The chances of defective screws in three boxes A, B, C are $\frac { 1 } { 5 } , \frac { 1 } { 6 } , \frac { 1 } { 7 }$ respectively. A box is selected at random and a

screw drawn from it at random is found to be defective. Then the probability that it came from box A is

• A. 16/29
• B. 1/15
• C. 27/59
• D. 42/107

Answer 1

Answer: (D)

42/107

Answer 2

Let $\mathrm { E } _ { 1 } , \mathrm { E } _ { 2 }$ and denote the events of selecting box A,B,C respectively and A be the event that a screw selected at random is defective.

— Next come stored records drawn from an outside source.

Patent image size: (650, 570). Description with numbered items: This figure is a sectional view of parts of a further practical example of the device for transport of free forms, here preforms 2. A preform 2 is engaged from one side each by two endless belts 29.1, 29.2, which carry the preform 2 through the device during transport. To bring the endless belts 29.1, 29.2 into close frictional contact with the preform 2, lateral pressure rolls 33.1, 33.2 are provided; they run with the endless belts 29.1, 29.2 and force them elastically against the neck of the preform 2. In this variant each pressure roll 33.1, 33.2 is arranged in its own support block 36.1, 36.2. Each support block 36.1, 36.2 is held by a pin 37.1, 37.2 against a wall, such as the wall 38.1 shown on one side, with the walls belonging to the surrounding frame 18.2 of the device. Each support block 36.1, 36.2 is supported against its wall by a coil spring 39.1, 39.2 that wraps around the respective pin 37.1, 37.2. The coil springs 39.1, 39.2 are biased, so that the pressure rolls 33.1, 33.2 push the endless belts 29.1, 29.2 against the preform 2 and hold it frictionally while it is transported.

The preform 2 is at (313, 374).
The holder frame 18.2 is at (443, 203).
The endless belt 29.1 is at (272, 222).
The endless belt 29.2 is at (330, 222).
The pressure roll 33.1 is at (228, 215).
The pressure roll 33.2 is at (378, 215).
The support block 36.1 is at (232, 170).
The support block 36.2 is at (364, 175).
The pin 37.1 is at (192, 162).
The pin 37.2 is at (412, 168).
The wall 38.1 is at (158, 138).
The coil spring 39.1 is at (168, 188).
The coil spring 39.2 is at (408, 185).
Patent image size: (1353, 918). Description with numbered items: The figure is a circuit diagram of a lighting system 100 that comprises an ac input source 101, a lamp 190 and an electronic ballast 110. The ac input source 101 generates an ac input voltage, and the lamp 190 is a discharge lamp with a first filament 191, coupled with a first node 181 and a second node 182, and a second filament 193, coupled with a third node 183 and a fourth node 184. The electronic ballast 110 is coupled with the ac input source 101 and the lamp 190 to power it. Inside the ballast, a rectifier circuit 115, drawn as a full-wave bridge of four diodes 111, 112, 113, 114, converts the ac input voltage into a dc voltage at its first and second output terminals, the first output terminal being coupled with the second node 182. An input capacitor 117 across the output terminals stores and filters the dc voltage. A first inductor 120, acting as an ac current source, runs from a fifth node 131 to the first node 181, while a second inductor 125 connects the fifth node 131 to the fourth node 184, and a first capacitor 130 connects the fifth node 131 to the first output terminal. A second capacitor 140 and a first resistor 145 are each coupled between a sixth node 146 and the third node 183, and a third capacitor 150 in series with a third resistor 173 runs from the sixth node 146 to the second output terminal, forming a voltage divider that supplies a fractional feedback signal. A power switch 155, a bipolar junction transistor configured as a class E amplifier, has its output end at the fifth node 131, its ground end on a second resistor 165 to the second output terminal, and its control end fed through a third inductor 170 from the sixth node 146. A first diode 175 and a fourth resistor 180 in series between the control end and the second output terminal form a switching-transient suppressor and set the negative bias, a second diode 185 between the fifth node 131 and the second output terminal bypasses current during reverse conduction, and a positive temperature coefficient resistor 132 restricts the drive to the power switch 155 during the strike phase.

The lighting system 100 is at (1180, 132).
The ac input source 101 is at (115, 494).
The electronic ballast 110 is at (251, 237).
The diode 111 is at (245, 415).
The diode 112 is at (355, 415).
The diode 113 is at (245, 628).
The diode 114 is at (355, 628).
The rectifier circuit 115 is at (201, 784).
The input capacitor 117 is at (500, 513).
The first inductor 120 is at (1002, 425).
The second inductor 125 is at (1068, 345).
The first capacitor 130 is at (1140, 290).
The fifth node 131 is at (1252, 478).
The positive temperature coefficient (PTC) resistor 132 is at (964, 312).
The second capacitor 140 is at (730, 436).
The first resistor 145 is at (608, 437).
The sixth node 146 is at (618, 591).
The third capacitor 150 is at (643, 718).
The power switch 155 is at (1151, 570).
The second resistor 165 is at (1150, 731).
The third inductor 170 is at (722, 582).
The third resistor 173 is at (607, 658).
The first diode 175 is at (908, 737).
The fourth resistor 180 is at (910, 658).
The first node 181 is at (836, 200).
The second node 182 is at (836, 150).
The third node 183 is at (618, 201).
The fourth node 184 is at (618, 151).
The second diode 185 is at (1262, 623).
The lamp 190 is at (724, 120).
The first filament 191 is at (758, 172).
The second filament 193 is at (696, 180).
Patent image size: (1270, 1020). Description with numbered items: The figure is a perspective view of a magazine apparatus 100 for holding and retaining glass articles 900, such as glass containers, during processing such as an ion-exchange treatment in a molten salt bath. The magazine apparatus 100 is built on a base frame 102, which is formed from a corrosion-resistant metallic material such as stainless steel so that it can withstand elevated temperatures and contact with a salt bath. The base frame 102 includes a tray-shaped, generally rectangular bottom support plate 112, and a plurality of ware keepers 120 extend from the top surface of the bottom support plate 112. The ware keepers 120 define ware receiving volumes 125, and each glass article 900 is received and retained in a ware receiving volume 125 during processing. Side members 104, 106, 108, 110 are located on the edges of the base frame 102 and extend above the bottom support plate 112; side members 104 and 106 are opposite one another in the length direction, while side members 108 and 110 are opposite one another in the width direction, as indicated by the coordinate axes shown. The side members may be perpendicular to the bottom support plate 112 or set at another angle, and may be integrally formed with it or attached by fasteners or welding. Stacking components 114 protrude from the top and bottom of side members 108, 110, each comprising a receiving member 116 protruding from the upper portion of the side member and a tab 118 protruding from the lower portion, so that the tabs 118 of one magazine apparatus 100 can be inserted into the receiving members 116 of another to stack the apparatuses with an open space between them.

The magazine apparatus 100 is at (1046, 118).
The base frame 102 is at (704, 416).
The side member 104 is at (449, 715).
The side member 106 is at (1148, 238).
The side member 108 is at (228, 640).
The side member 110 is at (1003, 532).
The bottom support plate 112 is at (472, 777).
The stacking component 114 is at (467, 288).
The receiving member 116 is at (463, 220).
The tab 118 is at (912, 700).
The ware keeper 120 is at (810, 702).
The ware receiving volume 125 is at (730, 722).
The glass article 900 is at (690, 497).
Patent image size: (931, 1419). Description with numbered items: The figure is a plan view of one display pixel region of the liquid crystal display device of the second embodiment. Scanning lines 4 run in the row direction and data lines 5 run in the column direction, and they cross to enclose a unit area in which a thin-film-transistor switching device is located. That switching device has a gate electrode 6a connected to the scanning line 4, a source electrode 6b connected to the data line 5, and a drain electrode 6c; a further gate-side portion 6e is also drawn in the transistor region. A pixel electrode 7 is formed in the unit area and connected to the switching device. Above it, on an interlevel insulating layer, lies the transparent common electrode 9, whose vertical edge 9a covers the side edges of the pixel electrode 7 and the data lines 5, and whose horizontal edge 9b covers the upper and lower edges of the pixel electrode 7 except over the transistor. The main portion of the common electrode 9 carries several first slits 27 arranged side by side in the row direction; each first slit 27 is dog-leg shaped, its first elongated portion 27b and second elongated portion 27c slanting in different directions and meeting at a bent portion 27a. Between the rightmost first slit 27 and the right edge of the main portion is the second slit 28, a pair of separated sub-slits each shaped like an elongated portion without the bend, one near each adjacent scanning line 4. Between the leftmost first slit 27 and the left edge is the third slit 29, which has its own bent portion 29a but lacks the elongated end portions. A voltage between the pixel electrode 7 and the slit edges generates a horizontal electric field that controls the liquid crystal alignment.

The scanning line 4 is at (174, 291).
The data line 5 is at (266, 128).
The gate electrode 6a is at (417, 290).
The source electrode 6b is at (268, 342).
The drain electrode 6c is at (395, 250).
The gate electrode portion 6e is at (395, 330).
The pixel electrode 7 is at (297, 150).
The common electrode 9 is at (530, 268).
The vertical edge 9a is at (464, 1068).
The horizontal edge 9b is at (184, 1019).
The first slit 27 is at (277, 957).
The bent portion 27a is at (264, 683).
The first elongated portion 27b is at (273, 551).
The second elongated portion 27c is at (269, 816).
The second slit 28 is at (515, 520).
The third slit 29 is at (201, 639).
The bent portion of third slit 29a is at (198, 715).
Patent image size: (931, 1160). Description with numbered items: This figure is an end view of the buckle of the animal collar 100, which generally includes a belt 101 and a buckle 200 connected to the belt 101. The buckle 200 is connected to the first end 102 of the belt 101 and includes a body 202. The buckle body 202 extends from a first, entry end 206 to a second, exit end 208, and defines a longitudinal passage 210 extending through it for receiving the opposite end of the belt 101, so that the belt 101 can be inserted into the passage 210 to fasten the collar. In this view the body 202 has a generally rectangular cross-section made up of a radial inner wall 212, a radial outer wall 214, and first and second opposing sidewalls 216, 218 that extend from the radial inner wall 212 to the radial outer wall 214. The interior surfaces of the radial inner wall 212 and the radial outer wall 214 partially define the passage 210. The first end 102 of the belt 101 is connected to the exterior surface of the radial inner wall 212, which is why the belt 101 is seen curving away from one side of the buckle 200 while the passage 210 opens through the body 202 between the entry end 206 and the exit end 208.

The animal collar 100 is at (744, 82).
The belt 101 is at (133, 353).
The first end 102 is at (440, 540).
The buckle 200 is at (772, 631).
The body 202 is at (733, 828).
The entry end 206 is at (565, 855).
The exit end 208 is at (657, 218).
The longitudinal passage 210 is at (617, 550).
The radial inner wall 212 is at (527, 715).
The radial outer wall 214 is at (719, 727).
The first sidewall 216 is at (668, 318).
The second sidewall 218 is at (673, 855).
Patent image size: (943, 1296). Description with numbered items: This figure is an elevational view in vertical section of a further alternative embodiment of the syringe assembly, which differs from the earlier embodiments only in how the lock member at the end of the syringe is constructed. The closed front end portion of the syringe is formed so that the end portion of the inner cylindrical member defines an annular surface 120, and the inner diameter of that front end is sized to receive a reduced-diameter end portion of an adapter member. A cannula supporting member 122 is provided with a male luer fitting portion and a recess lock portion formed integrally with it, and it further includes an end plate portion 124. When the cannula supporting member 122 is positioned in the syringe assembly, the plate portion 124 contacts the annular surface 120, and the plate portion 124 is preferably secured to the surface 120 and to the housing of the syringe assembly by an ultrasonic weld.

Then $\mathrm { P } \left( \mathrm { E } _ { 1 } \right) = \mathrm { P } \left( \mathrm { E } _ { 2 } \right) = \mathrm { P } \left( \mathrm { E } _ { 3 } \right) = 1 / 3$

$\mathrm { P } \left( \mathrm { A } / \mathrm { E } _ { 1 } \right) = \frac { 1 } { 5 } , \mathrm { P } \left( \mathrm { A } / \mathrm { E } _ { 2 } \right) = \frac { 1 } { 6 } , \mathrm { P } \left( \mathrm { A } / \mathrm { E } _ { 3 } \right) = \frac { 1 } { 7 }$

By Baye's rule,

Required probability $\mathrm { P } \left( \mathrm { E } _ { 1 } / \mathrm { A } \right)$

$= \frac { P \left( E _ { 1 } \right) \mathrm { P } \left( \mathrm { A } / \mathrm { E } _ { 1 } \right) } { \mathrm { P } \left( \mathrm { E } _ { 1 } \right) \mathrm { P } \left( \mathrm { A } / \mathrm { E } _ { 1 } \right) + \mathrm { P } \left( \mathrm { E } _ { 2 } \right) \mathrm { P } \left( \mathrm { A } / \mathrm { E } _ { 2 } \right) + \mathrm { P } \left( \mathrm { E } _ { 3 } \right) \mathrm { P } \left( \mathrm { A } / \mathrm { E } _ { 3 } \right) }$ $= \frac { \frac { 1 } { 3 } \times \frac { 1 } { 5 } } { \frac { 1 } { 3 } \times \frac { 1 } { 5 } \times \frac { 1 } { 3 } \times \frac { 1 } { 6 } \times \frac { 1 } { 3 } \times \frac { 1 } { 7 } } = \frac { 42 } { 107 }$